Durant cette période, une ONG internationale qui a enquêté envoie un rapport aux Nations unies, qui estime qu’entre 25 000 et 250 000 personnes ont été assassinées en Ouganda depuis le coup d’État de 1971.

Idi Amin règne par décrets, essentiellement oraux annoncés directement par la radio nationale et renforce son appareil sécuritaire.

Le pays s’engage dans une vaste politique de développement militaire qui inquiète son voisin kenyan. Au début du mois de juin 1975, les responsables kényans confisquent le chargement d’un gros convoi d’armes de fabrication soviétique en route pour l’Ouganda depuis le port de Mombasa.

La tension atteint son maximum en février 1976 quand le président ougandais annonce soudainement qu’il va enquêter sur le fait qu’une grande partie du Sud-Soudan et de l’Ouest et du Centre du Kenya, jusqu’à 32 km de Nairobi, sont historiquement partie intégrante de l’Ouganda colonial. La réponse kényane arrive deux jours plus tard, très lapidaire, indiquant que le pays ne partagera pas « ne serait-ce qu’un pouce de son territoire ». Amin Dada fait finalement marche arrière en voyant les Kényans déployer des troupes et des transports blindés en position défensive sur la frontière avec l’Ouganda.

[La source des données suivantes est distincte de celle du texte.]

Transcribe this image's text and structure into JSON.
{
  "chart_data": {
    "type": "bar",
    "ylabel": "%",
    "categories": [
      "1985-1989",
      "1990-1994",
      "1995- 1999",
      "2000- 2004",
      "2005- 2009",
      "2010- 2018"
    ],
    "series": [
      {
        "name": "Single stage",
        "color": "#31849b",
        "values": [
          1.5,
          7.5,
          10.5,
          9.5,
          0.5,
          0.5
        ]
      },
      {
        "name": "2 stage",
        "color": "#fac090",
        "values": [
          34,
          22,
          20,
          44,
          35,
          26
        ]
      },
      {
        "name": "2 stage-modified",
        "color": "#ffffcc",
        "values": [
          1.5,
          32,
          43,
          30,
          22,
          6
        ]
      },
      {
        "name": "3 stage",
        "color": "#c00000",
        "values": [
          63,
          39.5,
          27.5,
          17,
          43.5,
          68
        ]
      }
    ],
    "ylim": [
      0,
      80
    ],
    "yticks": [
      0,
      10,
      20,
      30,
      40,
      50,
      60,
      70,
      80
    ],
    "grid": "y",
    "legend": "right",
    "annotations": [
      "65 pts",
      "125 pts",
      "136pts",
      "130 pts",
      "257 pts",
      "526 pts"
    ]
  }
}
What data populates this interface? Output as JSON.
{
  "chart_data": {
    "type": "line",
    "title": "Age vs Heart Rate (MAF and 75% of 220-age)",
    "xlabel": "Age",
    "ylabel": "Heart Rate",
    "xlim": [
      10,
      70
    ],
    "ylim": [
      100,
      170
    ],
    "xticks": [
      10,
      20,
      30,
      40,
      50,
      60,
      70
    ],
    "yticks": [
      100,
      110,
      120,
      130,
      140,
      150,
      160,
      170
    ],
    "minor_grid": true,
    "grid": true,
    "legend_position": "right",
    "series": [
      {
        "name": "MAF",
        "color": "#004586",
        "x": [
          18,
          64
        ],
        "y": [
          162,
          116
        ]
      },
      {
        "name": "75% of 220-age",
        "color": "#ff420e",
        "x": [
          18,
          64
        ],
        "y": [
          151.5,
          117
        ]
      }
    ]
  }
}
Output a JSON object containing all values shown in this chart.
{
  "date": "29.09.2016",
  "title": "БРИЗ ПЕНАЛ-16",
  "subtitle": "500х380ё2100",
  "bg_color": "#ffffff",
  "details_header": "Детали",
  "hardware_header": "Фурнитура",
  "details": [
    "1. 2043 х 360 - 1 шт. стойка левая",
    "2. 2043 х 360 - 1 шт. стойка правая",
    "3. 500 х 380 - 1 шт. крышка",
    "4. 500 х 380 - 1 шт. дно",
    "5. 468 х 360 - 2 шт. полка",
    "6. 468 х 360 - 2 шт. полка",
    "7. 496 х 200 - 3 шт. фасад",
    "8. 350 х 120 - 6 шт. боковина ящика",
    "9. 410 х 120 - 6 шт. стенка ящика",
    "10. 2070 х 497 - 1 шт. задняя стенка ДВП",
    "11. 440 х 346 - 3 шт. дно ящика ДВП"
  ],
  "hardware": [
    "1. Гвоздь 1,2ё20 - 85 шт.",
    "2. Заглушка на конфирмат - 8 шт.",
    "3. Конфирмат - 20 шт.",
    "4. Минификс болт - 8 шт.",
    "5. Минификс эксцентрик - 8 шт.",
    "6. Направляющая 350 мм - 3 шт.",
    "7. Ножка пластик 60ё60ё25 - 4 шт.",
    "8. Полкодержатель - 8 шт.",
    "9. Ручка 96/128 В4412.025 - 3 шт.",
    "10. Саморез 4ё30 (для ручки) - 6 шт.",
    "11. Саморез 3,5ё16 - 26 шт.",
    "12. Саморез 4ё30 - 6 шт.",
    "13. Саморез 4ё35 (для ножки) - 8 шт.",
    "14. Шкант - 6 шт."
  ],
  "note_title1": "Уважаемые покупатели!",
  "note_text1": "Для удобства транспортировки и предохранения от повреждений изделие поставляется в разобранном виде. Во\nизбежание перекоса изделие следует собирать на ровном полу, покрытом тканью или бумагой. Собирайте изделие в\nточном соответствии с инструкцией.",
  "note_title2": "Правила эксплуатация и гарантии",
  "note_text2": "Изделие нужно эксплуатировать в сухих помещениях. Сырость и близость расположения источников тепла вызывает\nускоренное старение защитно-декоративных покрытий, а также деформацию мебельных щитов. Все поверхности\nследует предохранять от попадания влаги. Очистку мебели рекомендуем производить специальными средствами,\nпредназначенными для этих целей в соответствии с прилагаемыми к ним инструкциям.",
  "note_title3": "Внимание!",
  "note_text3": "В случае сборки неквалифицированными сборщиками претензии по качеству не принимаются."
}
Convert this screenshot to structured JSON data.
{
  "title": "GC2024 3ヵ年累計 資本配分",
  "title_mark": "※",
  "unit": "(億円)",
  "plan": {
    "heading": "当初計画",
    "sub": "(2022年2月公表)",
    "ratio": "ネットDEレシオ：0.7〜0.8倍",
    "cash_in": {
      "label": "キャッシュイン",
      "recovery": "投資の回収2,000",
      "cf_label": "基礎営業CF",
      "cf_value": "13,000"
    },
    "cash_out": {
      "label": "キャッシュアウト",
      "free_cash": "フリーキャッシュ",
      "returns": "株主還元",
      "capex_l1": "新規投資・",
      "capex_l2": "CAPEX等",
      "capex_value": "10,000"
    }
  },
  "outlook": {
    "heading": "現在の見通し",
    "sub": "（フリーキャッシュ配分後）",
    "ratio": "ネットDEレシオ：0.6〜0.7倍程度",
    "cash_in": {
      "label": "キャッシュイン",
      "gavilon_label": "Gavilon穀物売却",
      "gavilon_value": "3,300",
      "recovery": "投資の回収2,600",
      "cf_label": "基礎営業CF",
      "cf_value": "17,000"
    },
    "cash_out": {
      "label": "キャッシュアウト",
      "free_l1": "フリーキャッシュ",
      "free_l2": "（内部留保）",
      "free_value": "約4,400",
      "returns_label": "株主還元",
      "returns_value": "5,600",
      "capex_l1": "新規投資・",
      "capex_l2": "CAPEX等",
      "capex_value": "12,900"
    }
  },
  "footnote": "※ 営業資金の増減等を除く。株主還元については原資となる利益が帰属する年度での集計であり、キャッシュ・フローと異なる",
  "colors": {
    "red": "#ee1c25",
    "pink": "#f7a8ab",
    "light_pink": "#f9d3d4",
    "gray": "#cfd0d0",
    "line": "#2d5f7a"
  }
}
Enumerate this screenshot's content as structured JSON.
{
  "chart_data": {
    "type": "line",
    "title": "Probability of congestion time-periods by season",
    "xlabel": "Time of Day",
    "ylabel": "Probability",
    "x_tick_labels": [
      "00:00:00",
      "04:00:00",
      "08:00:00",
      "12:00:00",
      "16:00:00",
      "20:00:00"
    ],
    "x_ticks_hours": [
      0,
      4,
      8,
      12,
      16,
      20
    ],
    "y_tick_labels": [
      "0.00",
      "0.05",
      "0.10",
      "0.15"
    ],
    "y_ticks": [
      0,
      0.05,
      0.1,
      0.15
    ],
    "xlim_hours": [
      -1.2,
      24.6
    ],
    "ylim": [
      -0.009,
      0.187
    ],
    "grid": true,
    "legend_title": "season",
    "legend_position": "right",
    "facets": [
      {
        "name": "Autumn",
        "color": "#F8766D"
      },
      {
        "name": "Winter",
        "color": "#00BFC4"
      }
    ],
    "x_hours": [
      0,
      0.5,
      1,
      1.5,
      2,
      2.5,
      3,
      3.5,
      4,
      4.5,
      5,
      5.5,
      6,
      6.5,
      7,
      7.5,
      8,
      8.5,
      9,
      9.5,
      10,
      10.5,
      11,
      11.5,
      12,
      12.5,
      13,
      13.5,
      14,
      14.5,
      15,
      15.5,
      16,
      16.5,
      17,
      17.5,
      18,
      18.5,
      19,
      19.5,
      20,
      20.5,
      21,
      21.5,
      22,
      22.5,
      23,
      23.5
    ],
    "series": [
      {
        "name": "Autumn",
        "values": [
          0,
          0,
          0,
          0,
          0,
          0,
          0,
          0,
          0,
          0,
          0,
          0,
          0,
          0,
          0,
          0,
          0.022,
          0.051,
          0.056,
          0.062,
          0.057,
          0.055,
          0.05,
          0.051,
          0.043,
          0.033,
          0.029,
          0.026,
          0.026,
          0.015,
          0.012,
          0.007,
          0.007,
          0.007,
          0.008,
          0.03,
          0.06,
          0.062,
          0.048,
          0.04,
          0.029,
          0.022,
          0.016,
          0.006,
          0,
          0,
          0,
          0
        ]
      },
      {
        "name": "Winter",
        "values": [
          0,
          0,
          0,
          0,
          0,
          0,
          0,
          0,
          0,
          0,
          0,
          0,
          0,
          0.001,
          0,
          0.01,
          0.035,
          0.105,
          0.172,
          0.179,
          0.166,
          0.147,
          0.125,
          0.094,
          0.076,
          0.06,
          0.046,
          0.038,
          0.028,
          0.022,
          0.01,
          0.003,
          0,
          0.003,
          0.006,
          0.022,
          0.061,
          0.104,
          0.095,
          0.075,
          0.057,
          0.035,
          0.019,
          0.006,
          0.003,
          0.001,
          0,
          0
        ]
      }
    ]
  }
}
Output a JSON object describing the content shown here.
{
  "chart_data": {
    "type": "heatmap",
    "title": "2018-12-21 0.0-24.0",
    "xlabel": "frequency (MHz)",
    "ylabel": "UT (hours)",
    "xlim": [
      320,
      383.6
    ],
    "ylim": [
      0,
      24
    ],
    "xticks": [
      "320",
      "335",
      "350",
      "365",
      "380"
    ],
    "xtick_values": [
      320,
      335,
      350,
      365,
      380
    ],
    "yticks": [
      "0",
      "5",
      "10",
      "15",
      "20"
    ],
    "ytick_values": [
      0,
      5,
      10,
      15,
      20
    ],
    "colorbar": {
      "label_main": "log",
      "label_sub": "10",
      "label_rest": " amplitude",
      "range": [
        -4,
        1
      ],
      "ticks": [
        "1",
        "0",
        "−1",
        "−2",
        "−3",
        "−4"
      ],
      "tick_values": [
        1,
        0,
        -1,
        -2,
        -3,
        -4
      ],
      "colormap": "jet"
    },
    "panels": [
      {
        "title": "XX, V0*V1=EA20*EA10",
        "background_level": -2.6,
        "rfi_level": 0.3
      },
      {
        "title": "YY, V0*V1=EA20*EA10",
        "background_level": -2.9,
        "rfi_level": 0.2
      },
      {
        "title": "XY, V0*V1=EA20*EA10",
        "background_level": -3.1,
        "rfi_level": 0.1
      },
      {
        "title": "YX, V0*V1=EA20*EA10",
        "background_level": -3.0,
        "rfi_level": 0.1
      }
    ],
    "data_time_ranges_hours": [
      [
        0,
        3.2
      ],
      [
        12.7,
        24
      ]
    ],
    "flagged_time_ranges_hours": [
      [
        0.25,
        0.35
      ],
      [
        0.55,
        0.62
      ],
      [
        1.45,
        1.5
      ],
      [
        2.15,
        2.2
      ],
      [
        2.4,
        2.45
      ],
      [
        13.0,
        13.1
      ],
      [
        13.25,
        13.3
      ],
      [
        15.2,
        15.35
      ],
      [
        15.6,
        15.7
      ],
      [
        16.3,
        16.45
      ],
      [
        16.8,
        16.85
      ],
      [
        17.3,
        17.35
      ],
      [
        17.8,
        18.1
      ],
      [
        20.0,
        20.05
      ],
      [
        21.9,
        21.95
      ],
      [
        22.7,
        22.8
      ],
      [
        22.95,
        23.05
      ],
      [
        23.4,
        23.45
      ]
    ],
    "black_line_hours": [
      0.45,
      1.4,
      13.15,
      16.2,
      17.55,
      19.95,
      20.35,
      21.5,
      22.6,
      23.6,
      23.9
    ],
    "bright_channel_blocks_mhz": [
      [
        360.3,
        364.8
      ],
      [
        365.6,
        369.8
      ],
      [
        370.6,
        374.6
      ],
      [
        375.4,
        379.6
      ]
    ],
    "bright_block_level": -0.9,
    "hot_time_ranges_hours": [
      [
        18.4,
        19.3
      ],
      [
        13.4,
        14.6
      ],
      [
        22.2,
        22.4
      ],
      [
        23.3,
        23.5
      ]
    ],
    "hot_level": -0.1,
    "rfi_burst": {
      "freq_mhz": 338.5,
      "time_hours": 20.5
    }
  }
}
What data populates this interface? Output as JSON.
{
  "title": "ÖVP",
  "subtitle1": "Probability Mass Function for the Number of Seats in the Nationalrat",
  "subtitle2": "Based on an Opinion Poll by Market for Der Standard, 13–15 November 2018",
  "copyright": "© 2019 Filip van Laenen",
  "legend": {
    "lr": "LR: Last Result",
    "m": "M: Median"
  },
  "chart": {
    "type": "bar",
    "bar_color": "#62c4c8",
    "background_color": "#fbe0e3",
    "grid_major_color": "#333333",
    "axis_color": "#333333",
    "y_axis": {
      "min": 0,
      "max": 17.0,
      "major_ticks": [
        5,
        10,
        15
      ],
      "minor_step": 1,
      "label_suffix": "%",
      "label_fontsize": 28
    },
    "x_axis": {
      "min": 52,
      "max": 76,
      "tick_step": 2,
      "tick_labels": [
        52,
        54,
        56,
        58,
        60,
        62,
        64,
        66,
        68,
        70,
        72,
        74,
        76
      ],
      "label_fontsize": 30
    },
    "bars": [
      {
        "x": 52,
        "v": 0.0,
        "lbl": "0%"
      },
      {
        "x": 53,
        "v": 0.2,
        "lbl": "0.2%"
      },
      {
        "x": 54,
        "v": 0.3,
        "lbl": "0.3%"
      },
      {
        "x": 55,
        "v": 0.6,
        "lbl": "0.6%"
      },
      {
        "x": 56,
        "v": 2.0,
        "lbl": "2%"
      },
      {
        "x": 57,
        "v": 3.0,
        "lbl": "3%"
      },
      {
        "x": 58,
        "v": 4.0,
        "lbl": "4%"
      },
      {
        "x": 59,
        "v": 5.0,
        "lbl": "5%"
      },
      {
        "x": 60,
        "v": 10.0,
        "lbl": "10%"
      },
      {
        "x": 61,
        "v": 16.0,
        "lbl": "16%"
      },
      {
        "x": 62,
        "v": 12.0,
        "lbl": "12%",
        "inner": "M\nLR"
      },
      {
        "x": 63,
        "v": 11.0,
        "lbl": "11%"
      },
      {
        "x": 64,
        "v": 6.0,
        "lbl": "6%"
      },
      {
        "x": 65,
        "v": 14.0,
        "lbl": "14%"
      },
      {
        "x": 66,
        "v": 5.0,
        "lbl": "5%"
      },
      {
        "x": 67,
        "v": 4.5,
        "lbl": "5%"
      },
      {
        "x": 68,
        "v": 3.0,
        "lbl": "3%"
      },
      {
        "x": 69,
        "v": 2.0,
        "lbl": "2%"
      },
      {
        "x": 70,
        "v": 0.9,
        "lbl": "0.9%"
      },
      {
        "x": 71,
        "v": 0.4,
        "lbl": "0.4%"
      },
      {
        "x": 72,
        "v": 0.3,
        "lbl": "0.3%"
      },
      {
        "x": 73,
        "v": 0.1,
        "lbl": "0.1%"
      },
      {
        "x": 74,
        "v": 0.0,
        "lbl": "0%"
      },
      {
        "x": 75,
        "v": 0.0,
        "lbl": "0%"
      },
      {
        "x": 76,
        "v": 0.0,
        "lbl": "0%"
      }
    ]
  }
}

Idi Amin Dada entretient des liens forts avec les mouvements palestiniens. Les bâtiments de l’ambassade israélienne sont même offerts à l’OLP pour lui servir de quartier général. Le 27 juin 1976, le vol 139, un Airbus d’Air France reliant Tel Aviv à Paris, est détourné après une escale à Athènes, vers la Libye. L’avion se pose ensuite à l’aéroport international ougandais d’Entebbe situé à 32 km au sud de Kampala. Le gouvernement français fait pression sur Idi Amin pour qu’il accepte de recevoir l’avion détourné pour éviter que les pirates de l’air ne cherchent refuge auprès d’un pays plus distant sur le plan diplomatique. Le dictateur ougandais n’est d’ailleurs averti qu’au moment où l’avion survolait déjà Entebbe et se voit refuser l’accès à l’avion par le commando. Les preneurs d’otages demandent la libération de 53 prisonniers palestiniens et de la Fraction armée rouge en échange des 256 passagers et membres d’équipage. Trois autres terroristes les rejoignent en Ouganda et ils sont « assistés » par les troupes ougandaises. Amin Dada se donne l’image d’un médiateur. Mais le 3 juillet 1976 à minuit, des commandos israéliens attaquent l’aéroport, et libèrent tous les otages sauf quatre ; trois sont tués pendant l’assaut, dont un par les forces israéliennes ; un quatrième, Dora Bloch, une femme âgée de 75 ans qui avait été amenée dans un hôpital avant l’assaut, est assassinée par deux officiers ougandais sur ordre direct du dictateur deux jours après l’opération israélienne.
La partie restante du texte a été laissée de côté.